Right before the festival opens, there will be a march beginning at noon from Beverly Hills Middle School to the venue.

“We’ll also have a memorial and visual area so that people can pay their respects [to the movement] as well as an educational component to make sure that we’re spreading information about current events and things that are happening in our area,” UDTJ board member Kyle McIntyre said.

He added that the goal of the festival is to create a space for the LGBTQ community in Delco — a place to essentially get connected with not only each other but also with local resources and supportive organizations.

“For a long time in Delaware County, we haven’t really had a space or just a place for LGBTQ youth to just go meet other people, make friends, and just get connected with those resources. A lot of times, people in Delaware County have to Google search online for resources. And then they find out that ‘oh, it’s all the way in Center City,’” he said.

Highlighting an accessibility issue, UDTJ hopes the festival lays the groundwork for “the foundation of a strong vibrant LGBTQ community here in Delaware County.”

Even though it is only in its second year of existence, Upper Darby Pride is already expanding its reach beyond the township. There will be more volunteers this year than last year.
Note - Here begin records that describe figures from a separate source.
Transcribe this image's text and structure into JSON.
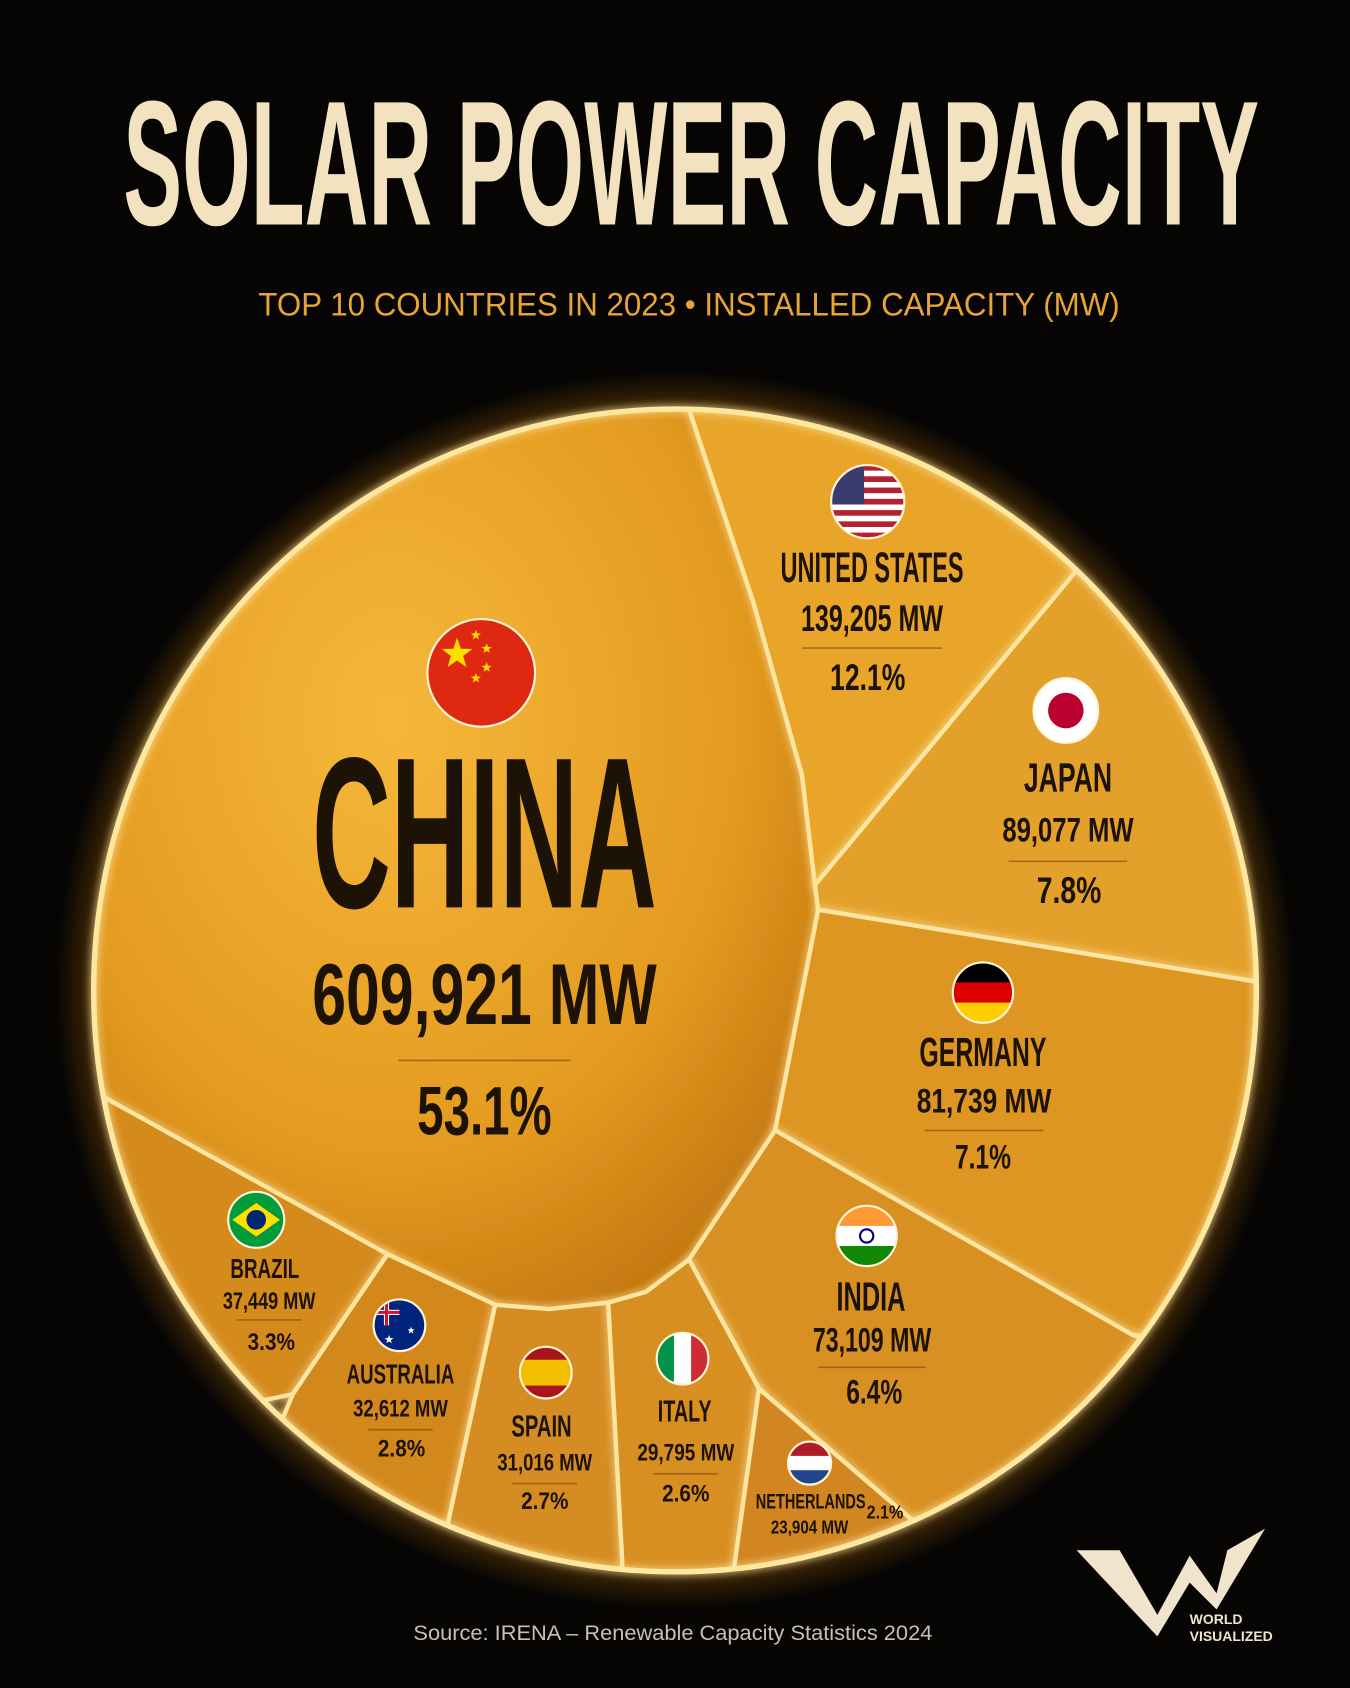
{
  "chart_data": {
    "type": "voronoi",
    "title": "SOLAR POWER CAPACITY",
    "subtitle": "TOP 10 COUNTRIES IN 2023 • INSTALLED CAPACITY (MW)",
    "categories": [
      "CHINA",
      "UNITED STATES",
      "JAPAN",
      "GERMANY",
      "INDIA",
      "BRAZIL",
      "AUSTRALIA",
      "SPAIN",
      "ITALY",
      "NETHERLANDS"
    ],
    "values": [
      609921,
      139205,
      89077,
      81739,
      73109,
      37449,
      32612,
      31016,
      29795,
      23904
    ],
    "value_labels": [
      "609,921 MW",
      "139,205 MW",
      "89,077 MW",
      "81,739 MW",
      "73,109 MW",
      "37,449 MW",
      "32,612 MW",
      "31,016 MW",
      "29,795 MW",
      "23,904 MW"
    ],
    "shares": [
      53.1,
      12.1,
      7.8,
      7.1,
      6.4,
      3.3,
      2.8,
      2.7,
      2.6,
      2.1
    ],
    "share_labels": [
      "53.1%",
      "12.1%",
      "7.8%",
      "7.1%",
      "6.4%",
      "3.3%",
      "2.8%",
      "2.7%",
      "2.6%",
      "2.1%"
    ],
    "source": "Source: IRENA – Renewable Capacity Statistics 2024"
  },
  "logo": {
    "line1": "WORLD",
    "line2": "VISUALIZED"
  }
}
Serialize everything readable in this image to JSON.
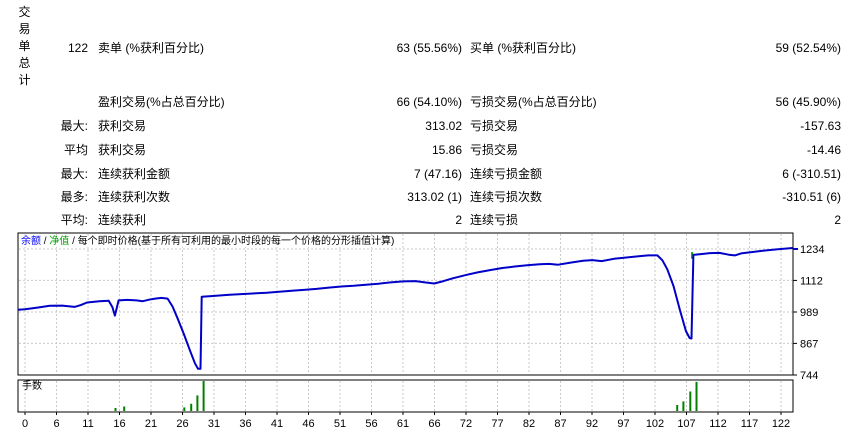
{
  "table": {
    "vertical_title": "交易单总计",
    "rows": [
      [
        "122",
        "卖单 (%获利百分比)",
        "63 (55.56%)",
        "买单 (%获利百分比)",
        "59 (52.54%)"
      ],
      [
        "",
        "盈利交易(%占总百分比)",
        "66 (54.10%)",
        "亏损交易(%占总百分比)",
        "56 (45.90%)"
      ],
      [
        "最大:",
        "获利交易",
        "313.02",
        "亏损交易",
        "-157.63"
      ],
      [
        "平均",
        "获利交易",
        "15.86",
        "亏损交易",
        "-14.46"
      ],
      [
        "最大:",
        "连续获利金额",
        "7 (47.16)",
        "连续亏损金额",
        "6 (-310.51)"
      ],
      [
        "最多:",
        "连续获利次数",
        "313.02 (1)",
        "连续亏损次数",
        "-310.51 (6)"
      ],
      [
        "平均:",
        "连续获利",
        "2",
        "连续亏损",
        "2"
      ]
    ]
  },
  "chart_data": {
    "type": "line",
    "legend": {
      "separator": " / ",
      "items": [
        {
          "label": "余额",
          "color": "#0000ff"
        },
        {
          "label": "净值",
          "color": "#00a000"
        },
        {
          "label": "每个即时价格(基于所有可利用的最小时段的每一个价格的分形插值计算)",
          "color": "#000000"
        }
      ]
    },
    "ylabel_right_ticks": [
      1234,
      1112,
      989,
      867,
      744
    ],
    "x_tick_labels": [
      0,
      6,
      11,
      16,
      21,
      26,
      31,
      36,
      41,
      46,
      51,
      56,
      61,
      66,
      72,
      77,
      82,
      87,
      92,
      97,
      102,
      107,
      112,
      117,
      122
    ],
    "ylim": [
      744,
      1234
    ],
    "xlim": [
      0,
      123.8
    ],
    "line_color": "#0000c8",
    "balance_series": [
      [
        -1.1,
        998
      ],
      [
        0,
        1000
      ],
      [
        2,
        1006
      ],
      [
        4,
        1013
      ],
      [
        6,
        1014
      ],
      [
        7,
        1011
      ],
      [
        8,
        1009
      ],
      [
        9,
        1016
      ],
      [
        10,
        1026
      ],
      [
        12,
        1031
      ],
      [
        13.5,
        1033
      ],
      [
        14.1,
        1008
      ],
      [
        14.5,
        975
      ],
      [
        15.1,
        1034
      ],
      [
        16.5,
        1036
      ],
      [
        18,
        1034
      ],
      [
        19,
        1031
      ],
      [
        20,
        1037
      ],
      [
        21,
        1041
      ],
      [
        22,
        1044
      ],
      [
        23,
        1041
      ],
      [
        23.8,
        1010
      ],
      [
        24.6,
        965
      ],
      [
        25.6,
        905
      ],
      [
        26.6,
        840
      ],
      [
        27.4,
        790
      ],
      [
        27.9,
        768
      ],
      [
        28.3,
        768
      ],
      [
        28.5,
        1048
      ],
      [
        30,
        1051
      ],
      [
        33,
        1056
      ],
      [
        36,
        1060
      ],
      [
        39,
        1064
      ],
      [
        41,
        1068
      ],
      [
        43,
        1072
      ],
      [
        45,
        1075
      ],
      [
        47,
        1079
      ],
      [
        49,
        1084
      ],
      [
        51,
        1088
      ],
      [
        53,
        1091
      ],
      [
        55,
        1095
      ],
      [
        57,
        1099
      ],
      [
        59,
        1104
      ],
      [
        61,
        1108
      ],
      [
        63,
        1109
      ],
      [
        64.5,
        1104
      ],
      [
        66,
        1100
      ],
      [
        67.5,
        1109
      ],
      [
        69,
        1120
      ],
      [
        71,
        1132
      ],
      [
        73,
        1143
      ],
      [
        75,
        1152
      ],
      [
        77,
        1160
      ],
      [
        79,
        1166
      ],
      [
        81,
        1171
      ],
      [
        83,
        1175
      ],
      [
        84.5,
        1176
      ],
      [
        86,
        1173
      ],
      [
        88,
        1181
      ],
      [
        90,
        1188
      ],
      [
        91.5,
        1191
      ],
      [
        93,
        1187
      ],
      [
        95,
        1196
      ],
      [
        97,
        1201
      ],
      [
        99,
        1206
      ],
      [
        100.5,
        1209
      ],
      [
        102,
        1209
      ],
      [
        102.8,
        1190
      ],
      [
        103.6,
        1155
      ],
      [
        104.6,
        1090
      ],
      [
        105.6,
        1000
      ],
      [
        106.6,
        915
      ],
      [
        107.2,
        888
      ],
      [
        107.5,
        886
      ],
      [
        107.8,
        1211
      ],
      [
        109,
        1214
      ],
      [
        110.5,
        1218
      ],
      [
        112,
        1219
      ],
      [
        113.5,
        1212
      ],
      [
        114.5,
        1209
      ],
      [
        115.5,
        1217
      ],
      [
        117,
        1221
      ],
      [
        119,
        1227
      ],
      [
        121,
        1232
      ],
      [
        123.8,
        1238
      ]
    ],
    "final_balance_tick_value": 1234,
    "equity_marker": {
      "trade": 107.6,
      "value_top": 1222,
      "value_bottom": 1196,
      "color": "#00a000"
    },
    "lots_panel": {
      "label": "手数",
      "bar_color": "#008000",
      "bars": [
        [
          14.6,
          0.1
        ],
        [
          16.0,
          0.15
        ],
        [
          25.7,
          0.12
        ],
        [
          26.8,
          0.24
        ],
        [
          27.8,
          0.52
        ],
        [
          28.8,
          1.0
        ],
        [
          105.2,
          0.2
        ],
        [
          106.2,
          0.32
        ],
        [
          107.3,
          0.65
        ],
        [
          108.3,
          0.97
        ]
      ]
    }
  }
}
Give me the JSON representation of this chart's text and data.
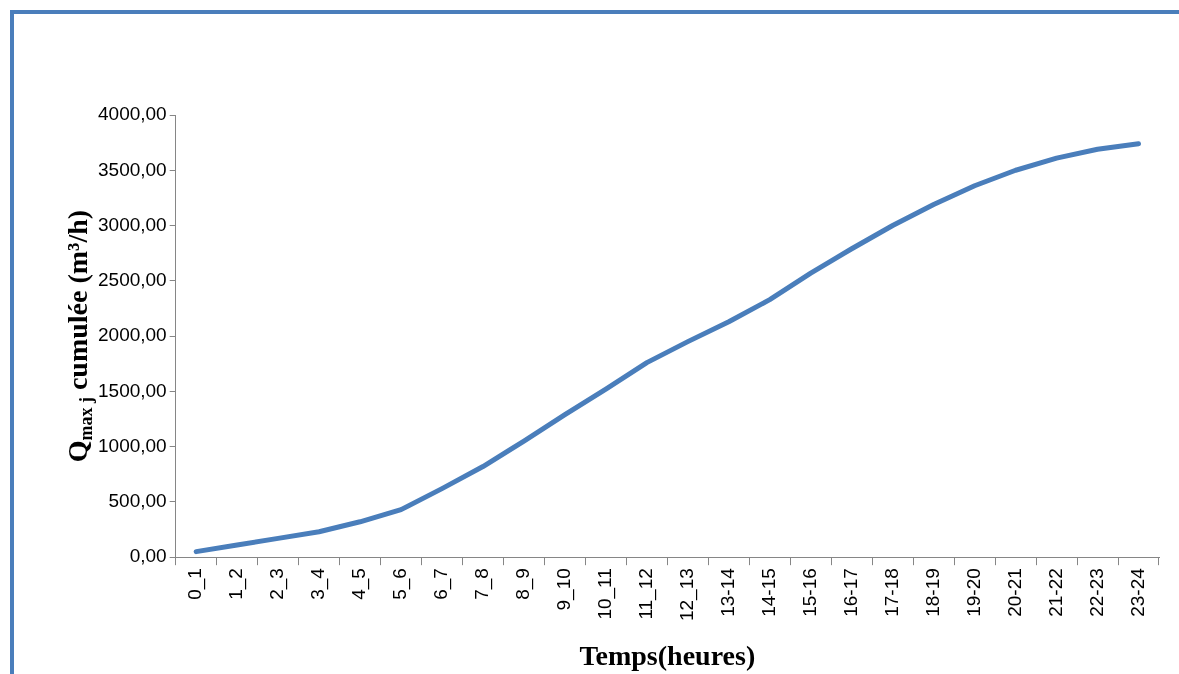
{
  "chart_data": {
    "type": "line",
    "xlabel": "Temps(heures)",
    "ylabel": "Q$_{max j}$ cumulée (m³/h)",
    "categories": [
      "0_1",
      "1_2",
      "2_3",
      "3_4",
      "4_5",
      "5_6",
      "6_7",
      "7_8",
      "8_9",
      "9_10",
      "10_11",
      "11_12",
      "12_13",
      "13-14",
      "14-15",
      "15-16",
      "16-17",
      "17-18",
      "18-19",
      "19-20",
      "20-21",
      "21-22",
      "22-23",
      "23-24"
    ],
    "series": [
      {
        "color": "#4a7ebb",
        "values": [
          50,
          110,
          170,
          230,
          320,
          430,
          620,
          820,
          1050,
          1290,
          1520,
          1760,
          1950,
          2130,
          2330,
          2570,
          2790,
          3000,
          3190,
          3360,
          3500,
          3610,
          3690,
          3740
        ]
      }
    ],
    "ylim": [
      0,
      4000
    ],
    "yticks": [
      {
        "value": 0,
        "label": "0,00"
      },
      {
        "value": 500,
        "label": "500,00"
      },
      {
        "value": 1000,
        "label": "1000,00"
      },
      {
        "value": 1500,
        "label": "1500,00"
      },
      {
        "value": 2000,
        "label": "2000,00"
      },
      {
        "value": 2500,
        "label": "2500,00"
      },
      {
        "value": 3000,
        "label": "3000,00"
      },
      {
        "value": 3500,
        "label": "3500,00"
      },
      {
        "value": 4000,
        "label": "4000,00"
      }
    ],
    "grid": false,
    "legend": false,
    "marker": "none",
    "line_style": "solid"
  }
}
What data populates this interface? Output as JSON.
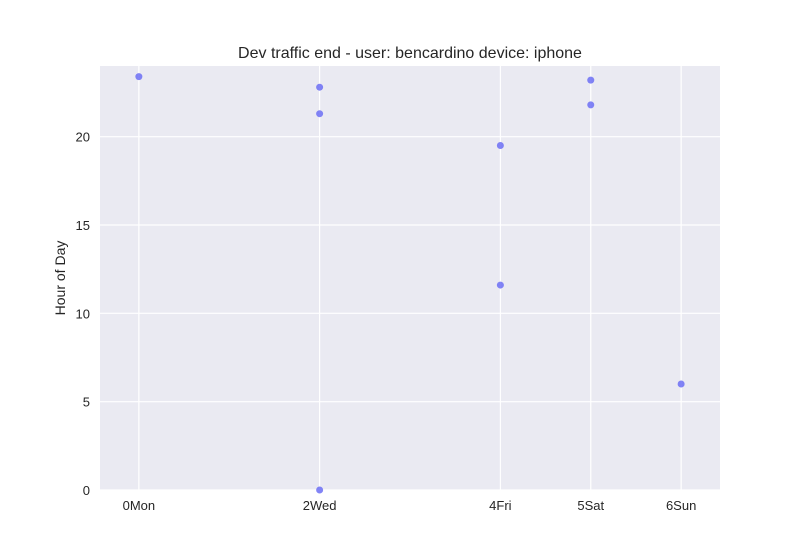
{
  "chart_data": {
    "type": "scatter",
    "title": "Dev traffic end - user: bencardino device: iphone",
    "xlabel": "",
    "ylabel": "Hour of Day",
    "x_ticks": [
      {
        "value": 0,
        "label": "0Mon"
      },
      {
        "value": 2,
        "label": "2Wed"
      },
      {
        "value": 4,
        "label": "4Fri"
      },
      {
        "value": 5,
        "label": "5Sat"
      },
      {
        "value": 6,
        "label": "6Sun"
      }
    ],
    "y_ticks": [
      0,
      5,
      10,
      15,
      20
    ],
    "xlim": [
      -0.43,
      6.43
    ],
    "ylim": [
      0,
      24
    ],
    "grid": true,
    "colors": {
      "point": "#6c6ff5",
      "background": "#eaeaf2",
      "grid": "#ffffff"
    },
    "points": [
      {
        "x": 0,
        "y": 23.4
      },
      {
        "x": 2,
        "y": 22.8
      },
      {
        "x": 2,
        "y": 21.3
      },
      {
        "x": 2,
        "y": 0.0
      },
      {
        "x": 4,
        "y": 19.5
      },
      {
        "x": 4,
        "y": 11.6
      },
      {
        "x": 5,
        "y": 23.2
      },
      {
        "x": 5,
        "y": 21.8
      },
      {
        "x": 6,
        "y": 6.0
      }
    ]
  }
}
With event coordinators already coming from neighboring places like Springfield, Haverford, and Lansdowne, the organizers behind the event are evolving into a “microcosm” of Delco.

“We’ll be transitioning into Delaware County Pride next year,” McIntyre said. “… We just want it to be a place where people can come, enjoy, celebrate, learn, understand, take action, justice — all of our key values that make up UDTJ.”

The UDTJ board members organizing the festival are Upper Darby High School alumni, so their role in creating this space in Delco means a lot to them.

Gibbs recalls those conversations in school with McIntyre about how the area was such a diverse place with “nowhere to go” for anything pride-related.

“We just wanted to take matters into our own hands and bring something that’s worth having to the community that people deserve,” Gibbs said.

Like Gibbs, Bryant feels as though these festivals have been long overdue in Delco.

“I never in all my life thought that I would be able to not just be a part of a pride festival in Upper Darby, but to actually go to one, host one is such a great thing for a community, especially for the younger LGBTQ folks. I know as when I was a kid I always dreamed of going to a pride festival and the closest one at the time was in Philly,” they said.

Bryant added the goal is to not just stop at the pride festival — but to provide more resources for LGBTQ youth across Delco.